Anika Kinkhabwala of EpiBiome in the U.S. will exploit the development of resistance to bacteriophage by pathogenic bacteria to improve children's gut health. Bacteriophage recognize proteins and other molecules found on the surface of bacteria, which they use to infect and kill them. They will identify bacteriophage isolated from fecal and sewage samples that can target virulence structures on the surface of the pathogenic bacteria enterotoxigenic Escherichia coli (ETEC) and Shigella dysenteriae, which are common diarrhea-causing bacteria. Faced with such bacteriophage, pathogenic bacterial populations would become enriched with mutants that escaped phage infection by virtue of having lost these virulence factors, with resistant bacteria thereby less harmful to humans. They will characterize how these bacteria develop resistance to specific phage and build a cocktail of phage that target different bacterial virulence structures to further weaken pathogenic bacteria and help cure diarrheal disease.

CRISPR-Cas-Directed Bacteriophage Treatment of Enteropathogenic Escherichia coli (EPEC) Diarrhea

Haiqing Sheng, University of Idaho (Moscow, Idaho, United States)
Nov 1, 2015

Haiqing Sheng and collaborators Carolyn Bohach and Scott Minnich from the University of Idaho in the U.S. will exploit the CRISPR-Cas9 (Clustered Regularly Interspaced Short Palindromic Repeats and CRISPR-associated protein 9) system in a dual approach to combat enteropathogenic Escherichia coli (EPEC) infections. EPEC cause diarrhea and result in several hundred thousand infant deaths annually. They will engineer a CRISPR-Cas9 cassette to recognize and cleave a DNA sequence found specifically in EPEC, which will lead to selective EPEC cell death in the intestinal tract without affecting other beneficial bacteria. The engineered CRISPR-Cas9 will be administered using both safe EPEC-targeting viruses (bacteriophage) to treat primary infections as well as probiotic E.coli to stably establish the EPEC-targeting plasmid in the gut and block re-infection. They will test it using an established rabbit model of EPEC infection, which will pave the way for future clinical testing.
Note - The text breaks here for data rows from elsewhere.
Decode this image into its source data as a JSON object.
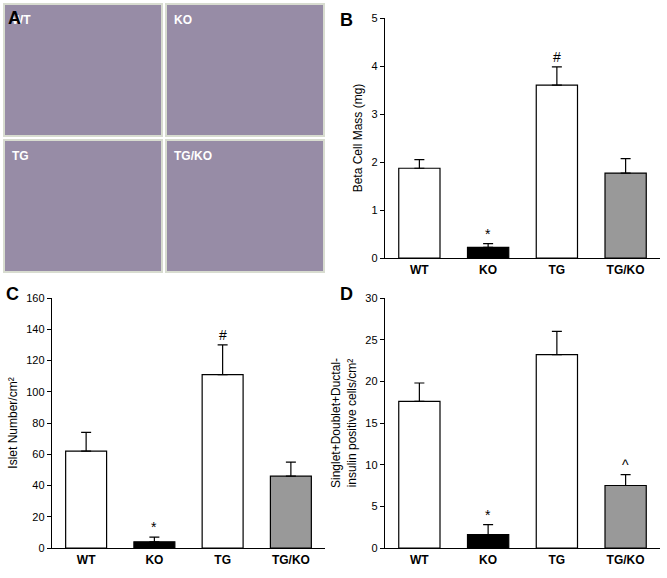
{
  "panel_a": {
    "title": "A",
    "images": [
      "WT",
      "KO",
      "TG",
      "TG/KO"
    ]
  },
  "chart_data": [
    {
      "type": "bar",
      "title": "B",
      "ylabel": "Beta Cell Mass (mg)",
      "categories": [
        "WT",
        "KO",
        "TG",
        "TG/KO"
      ],
      "values": [
        1.87,
        0.22,
        3.6,
        1.77
      ],
      "errors": [
        0.18,
        0.08,
        0.38,
        0.3
      ],
      "colors": [
        "#ffffff",
        "#000000",
        "#ffffff",
        "#999999"
      ],
      "ylim": [
        0,
        5
      ],
      "yticks": [
        0,
        1,
        2,
        3,
        4,
        5
      ],
      "grid": false,
      "annotations": [
        {
          "x": "KO",
          "text": "*"
        },
        {
          "x": "TG",
          "text": "#"
        }
      ]
    },
    {
      "type": "bar",
      "title": "C",
      "ylabel": "Islet Number/cm²",
      "categories": [
        "WT",
        "KO",
        "TG",
        "TG/KO"
      ],
      "values": [
        62,
        4,
        111,
        46
      ],
      "errors": [
        12,
        3,
        19,
        9
      ],
      "colors": [
        "#ffffff",
        "#000000",
        "#ffffff",
        "#999999"
      ],
      "ylim": [
        0,
        160
      ],
      "yticks": [
        0,
        20,
        40,
        60,
        80,
        100,
        120,
        140,
        160
      ],
      "grid": false,
      "annotations": [
        {
          "x": "KO",
          "text": "*"
        },
        {
          "x": "TG",
          "text": "#"
        }
      ]
    },
    {
      "type": "bar",
      "title": "D",
      "ylabel": "Singlet+Doublet+Ductal-\ninsulin positive cells/cm²",
      "categories": [
        "WT",
        "KO",
        "TG",
        "TG/KO"
      ],
      "values": [
        17.6,
        1.6,
        23.2,
        7.5
      ],
      "errors": [
        2.2,
        1.2,
        2.8,
        1.3
      ],
      "colors": [
        "#ffffff",
        "#000000",
        "#ffffff",
        "#999999"
      ],
      "ylim": [
        0,
        30
      ],
      "yticks": [
        0,
        5,
        10,
        15,
        20,
        25,
        30
      ],
      "grid": false,
      "annotations": [
        {
          "x": "KO",
          "text": "*"
        },
        {
          "x": "TG/KO",
          "text": "^"
        }
      ]
    }
  ]
}
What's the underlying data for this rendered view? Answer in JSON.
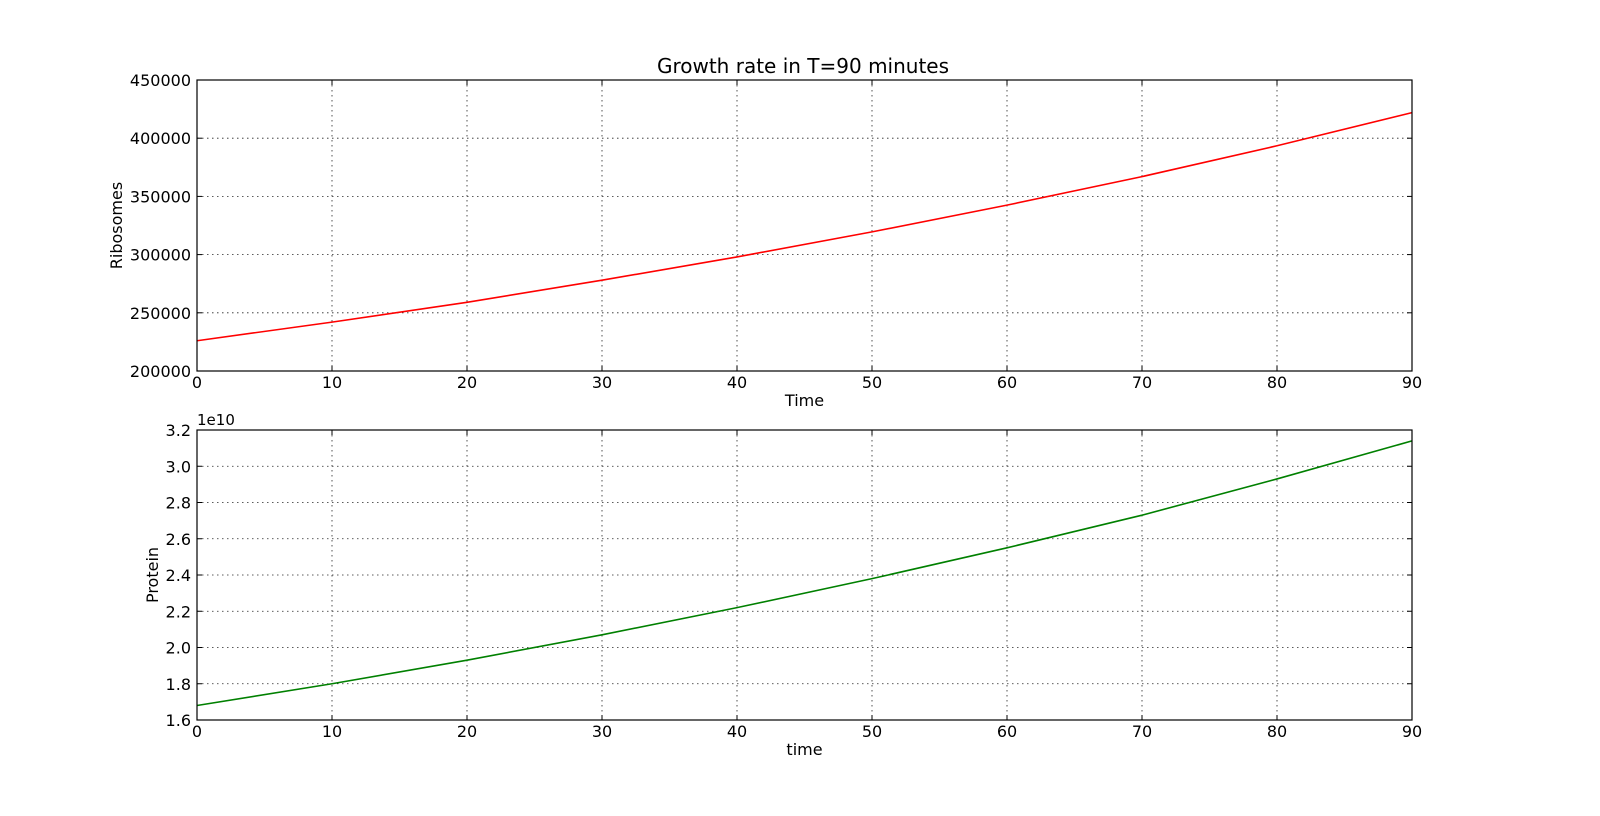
{
  "figure": {
    "title": "Growth rate in T=90 minutes"
  },
  "chart_data": [
    {
      "type": "line",
      "title": "Growth rate in T=90 minutes",
      "xlabel": "Time",
      "ylabel": "Ribosomes",
      "xlim": [
        0,
        90
      ],
      "ylim": [
        200000,
        450000
      ],
      "x_ticks": [
        0,
        10,
        20,
        30,
        40,
        50,
        60,
        70,
        80,
        90
      ],
      "y_ticks": [
        200000,
        250000,
        300000,
        350000,
        400000,
        450000
      ],
      "y_tick_labels": [
        "200000",
        "250000",
        "300000",
        "350000",
        "400000",
        "450000"
      ],
      "offset_text": "",
      "grid": true,
      "series": [
        {
          "color": "#ff0000",
          "x": [
            0,
            10,
            20,
            30,
            40,
            50,
            60,
            70,
            80,
            90
          ],
          "y": [
            226000,
            242000,
            259000,
            278000,
            298000,
            319500,
            342500,
            367000,
            393500,
            422000
          ]
        }
      ]
    },
    {
      "type": "line",
      "title": "",
      "xlabel": "time",
      "ylabel": "Protein",
      "xlim": [
        0,
        90
      ],
      "ylim": [
        1.6,
        3.2
      ],
      "x_ticks": [
        0,
        10,
        20,
        30,
        40,
        50,
        60,
        70,
        80,
        90
      ],
      "y_ticks": [
        1.6,
        1.8,
        2.0,
        2.2,
        2.4,
        2.6,
        2.8,
        3.0,
        3.2
      ],
      "y_tick_labels": [
        "1.6",
        "1.8",
        "2.0",
        "2.2",
        "2.4",
        "2.6",
        "2.8",
        "3.0",
        "3.2"
      ],
      "offset_text": "1e10",
      "grid": true,
      "series": [
        {
          "color": "#008000",
          "x": [
            0,
            10,
            20,
            30,
            40,
            50,
            60,
            70,
            80,
            90
          ],
          "y": [
            1.68,
            1.8,
            1.93,
            2.07,
            2.22,
            2.38,
            2.55,
            2.73,
            2.93,
            3.14
          ]
        }
      ]
    }
  ]
}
Cow-Baited Tents as a Monitoring and Intervention Tool

Brandyce St. Laurent, National Institutes of Health (Bethesda, Maryland, United States)
Nov 1, 2015

Brandyce St. Laurent of the National Institutes of Health in the U.S. will test whether cow-baited tents can be used to monitor and control disease-causing mosquitoes in the Greater Mekong Subregion. Most Anopheles mosquitoes preferentially bite animals, but they still contribute to malaria transmission in humans, and many bite outdoors, rendering bednets and indoor repellants useless against them. They will produce low-cost tents treated with insecticide, and locally rent cows as bait. The tents will be set up in both villages and forests and the captured mosquitoes will be analyzed to evaluate the efficacy of their approach.

Color-Changing Nanoparticulate Transdermal Patches

Rinti Banerjee, Indian Institute of Technology Bombay (Mumbai, Maharashtra, India)
May 1, 2015

Rinti Banerjee of IIT Bombay in India will develop skin patches for safer and more effective dosing of the antibiotic amoxicillin in children with pneumonia in developing countries. Amoxicillin is usually provided as a tablet or powder that requires multiple doses per day, which, along with the bitter taste, is off-putting for children. They will develop amoxicillin-enclosed lipid nanoparticles that mimic the outer surface of the skin, and optimize their size and ability to encapsulate the drug. These nanoparticles will be added to multilayered transdermal patches that allow the continued release of amoxicillin through the skin, and contain a dye that indicates when the patch needs changing. The patches will be first evaluated on pigs' skin, and in mice and rats.